Google DeepMind has unveiled Gemini Robotics On-Device, a groundbreaking language model designed to operate locally on robots without an internet connection. This advancement significantly enhances AI capabilities for robotics, allowing for more autonomous and responsive robotic systems in various applications, from industrial tasks to everyday assistance.
Gemini Robotics On-Device: A Leap Forward
Google DeepMind's latest innovation, Gemini Robotics On-Device, builds upon its predecessor, the cloud-based Gemini Robotics model. This new iteration empowers robots to perform tasks and control movements directly on the device, eliminating the need for constant internet connectivity. Developers can fine-tune the model using natural language prompts, offering unprecedented flexibility.
Key Takeaways
Local Operation: The model runs directly on robots, removing reliance on internet connectivity.
Enhanced Performance: Benchmarks indicate performance comparable to cloud-based models and superior to other on-device models.
Natural Language Control: Developers can use natural language to control and fine-tune robot tasks.
Versatile Application: Demonstrated capabilities include unzipping bags, folding clothes, and industrial assembly.
Adaptability: Initially trained for ALOHA robots, it has been successfully adapted for bi-arm Franka FR3 and Apollo humanoid robots.
Developer Support: Google DeepMind is releasing a Gemini Robotics SDK to facilitate training and development.

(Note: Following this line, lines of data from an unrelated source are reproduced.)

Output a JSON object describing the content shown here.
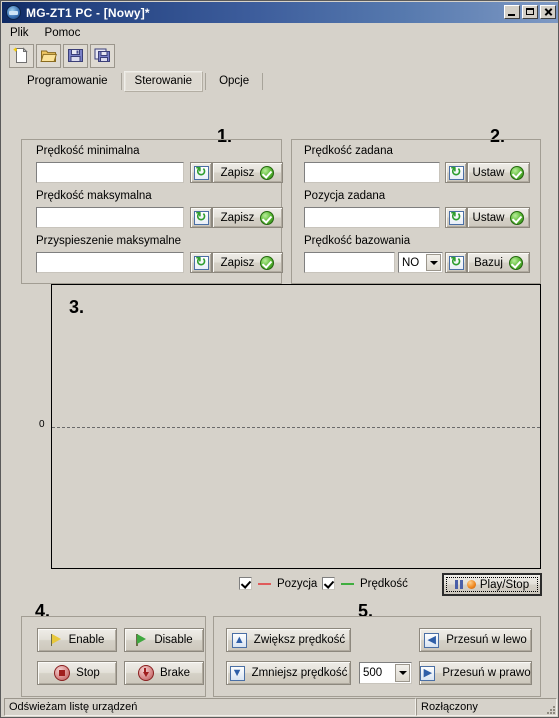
{
  "window": {
    "title": "MG-ZT1 PC  -  [Nowy]*",
    "icon": "app-logo-icon",
    "controls": {
      "minimize": "minimize-icon",
      "maximize": "maximize-icon",
      "close": "close-icon"
    }
  },
  "menu": {
    "items": [
      "Plik",
      "Pomoc"
    ]
  },
  "toolbar": {
    "buttons": [
      {
        "name": "new-file-icon",
        "tooltip": "Nowy"
      },
      {
        "name": "open-file-icon",
        "tooltip": "Otwórz"
      },
      {
        "name": "save-file-icon",
        "tooltip": "Zapisz"
      },
      {
        "name": "save-as-file-icon",
        "tooltip": "Zapisz jako"
      }
    ]
  },
  "tabs": [
    {
      "label": "Programowanie",
      "active": false
    },
    {
      "label": "Sterowanie",
      "active": true
    },
    {
      "label": "Opcje",
      "active": false
    }
  ],
  "group1": {
    "number": "1.",
    "fields": [
      {
        "label": "Prędkość minimalna",
        "value": "",
        "button": "Zapisz"
      },
      {
        "label": "Prędkość maksymalna",
        "value": "",
        "button": "Zapisz"
      },
      {
        "label": "Przyspieszenie maksymalne",
        "value": "",
        "button": "Zapisz"
      }
    ]
  },
  "group2": {
    "number": "2.",
    "fields": [
      {
        "label": "Prędkość zadana",
        "value": "",
        "button": "Ustaw"
      },
      {
        "label": "Pozycja zadana",
        "value": "",
        "button": "Ustaw"
      },
      {
        "label": "Prędkość bazowania",
        "value": "",
        "button": "Bazuj",
        "combo": "NO"
      }
    ]
  },
  "chart": {
    "number": "3.",
    "zero_label": "0"
  },
  "chart_data": {
    "type": "line",
    "title": "",
    "xlabel": "",
    "ylabel": "",
    "grid": true,
    "legend_position": "bottom",
    "yticks": [
      "0"
    ],
    "series": [
      {
        "name": "Pozycja",
        "color": "#e05b5b",
        "visible": true,
        "x": [],
        "values": []
      },
      {
        "name": "Prędkość",
        "color": "#3fae3f",
        "visible": true,
        "x": [],
        "values": []
      }
    ]
  },
  "legend": {
    "items": [
      {
        "label": "Pozycja",
        "color": "#e05b5b",
        "checked": true
      },
      {
        "label": "Prędkość",
        "color": "#3fae3f",
        "checked": true
      }
    ],
    "play_stop": "Play/Stop"
  },
  "group4": {
    "number": "4.",
    "buttons": [
      {
        "label": "Enable",
        "icon": "flag-yellow-icon"
      },
      {
        "label": "Disable",
        "icon": "flag-green-icon"
      },
      {
        "label": "Stop",
        "icon": "stop-circle-icon"
      },
      {
        "label": "Brake",
        "icon": "brake-circle-icon"
      }
    ]
  },
  "group5": {
    "number": "5.",
    "buttons": [
      {
        "label": "Zwiększ prędkość",
        "icon": "arrow-up-icon"
      },
      {
        "label": "Zmniejsz prędkość",
        "icon": "arrow-down-icon"
      },
      {
        "label": "Przesuń w lewo",
        "icon": "arrow-left-icon"
      },
      {
        "label": "Przesuń w prawo",
        "icon": "arrow-right-icon"
      }
    ],
    "step_combo": "500"
  },
  "status": {
    "left": "Odświeżam listę urządzeń",
    "right": "Rozłączony"
  }
}
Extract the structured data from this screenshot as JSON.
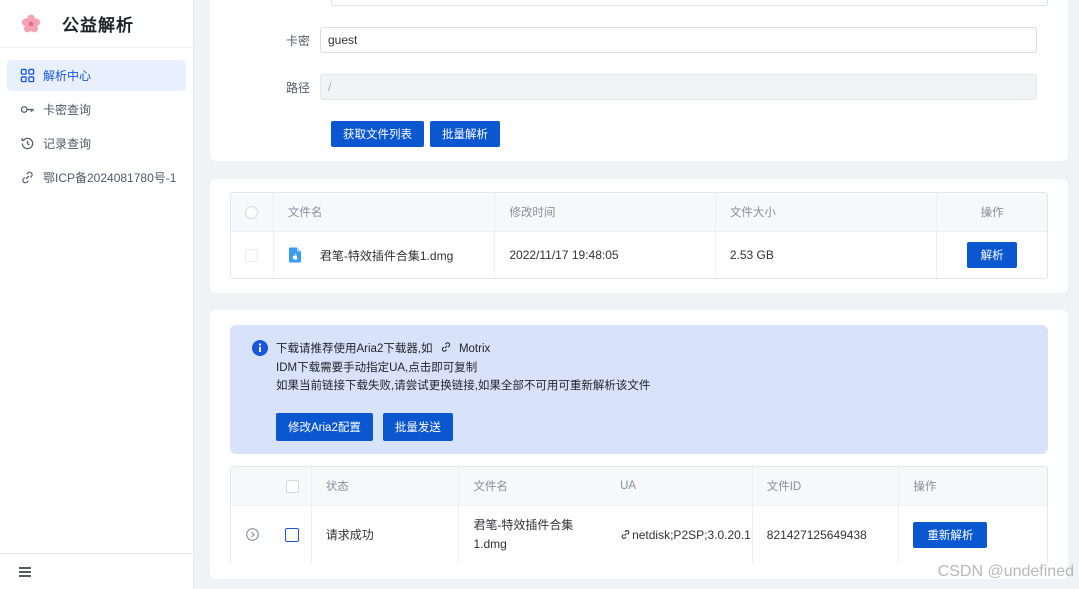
{
  "app": {
    "title": "公益解析"
  },
  "sidebar": {
    "items": [
      {
        "label": "解析中心",
        "icon": "grid-icon",
        "active": true
      },
      {
        "label": "卡密查询",
        "icon": "key-icon",
        "active": false
      },
      {
        "label": "记录查询",
        "icon": "history-icon",
        "active": false
      },
      {
        "label": "鄂ICP备2024081780号-1",
        "icon": "link-icon",
        "active": false
      }
    ],
    "footer_icon": "menu-icon"
  },
  "form": {
    "card_key_label": "卡密",
    "card_key_value": "guest",
    "path_label": "路径",
    "path_value": "/",
    "get_list_button": "获取文件列表",
    "batch_parse_button": "批量解析"
  },
  "file_table": {
    "headers": [
      "文件名",
      "修改时间",
      "文件大小",
      "操作"
    ],
    "rows": [
      {
        "name": "君笔-特效插件合集1.dmg",
        "modified": "2022/11/17 19:48:05",
        "size": "2.53 GB",
        "action": "解析",
        "icon": "apple-file-icon"
      }
    ]
  },
  "notice": {
    "line1_prefix": "下载请推荐使用Aria2下载器,如",
    "line1_link": "Motrix",
    "line2": "IDM下载需要手动指定UA,点击即可复制",
    "line3": "如果当前链接下载失败,请尝试更换链接,如果全部不可用可重新解析该文件",
    "aria2_button": "修改Aria2配置",
    "batch_send_button": "批量发送"
  },
  "result_table": {
    "headers": [
      "状态",
      "文件名",
      "UA",
      "文件ID",
      "操作"
    ],
    "rows": [
      {
        "status": "请求成功",
        "name_line1": "君笔-特效插件合集",
        "name_line2": "1.dmg",
        "ua": "netdisk;P2SP;3.0.20.1",
        "file_id": "821427125649438",
        "action": "重新解析"
      }
    ]
  },
  "watermark": "CSDN @undefined",
  "colors": {
    "primary": "#0b57d0",
    "active_bg": "#e8f0fe",
    "notice_bg": "#d9e2fb"
  }
}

Real-World Demonstrations and Adaptability
Google showcased the model's capabilities through various demonstrations, including robots unzipping bags and folding clothes. Notably, the model, initially trained for ALOHA robots, has been successfully adapted to control a bi-arm Franka FR3 robot and Apptronik's Apollo humanoid robot. The Franka FR3 demonstrated proficiency in handling unfamiliar scenarios, such as assembly on an industrial belt, highlighting the model's robust adaptability.
Empowering Developers with the Gemini Robotics SDK
To further accelerate development in robotics, Google DeepMind is releasing a Gemini Robotics SDK. This toolkit will enable developers to train robots on new tasks by providing 50 to 100 demonstrations within the MuJoCo physics simulator. This approach simplifies the process of teaching complex behaviours to robotic systems.

Broader Impact on Robotics and AI
Google's move into on-device AI for robotics reflects a growing trend within the industry. Other major players like Nvidia are developing platforms for humanoid foundation models, while Hugging Face is contributing open models and datasets. Korean startup RLWRLD is also working on foundational models for robots, indicating a collective push towards more intelligent and autonomous robotic solutions. This convergence of AI and robotics promises a future where robots are more integrated into daily life and industrial processes, operating with greater independence and intelligence.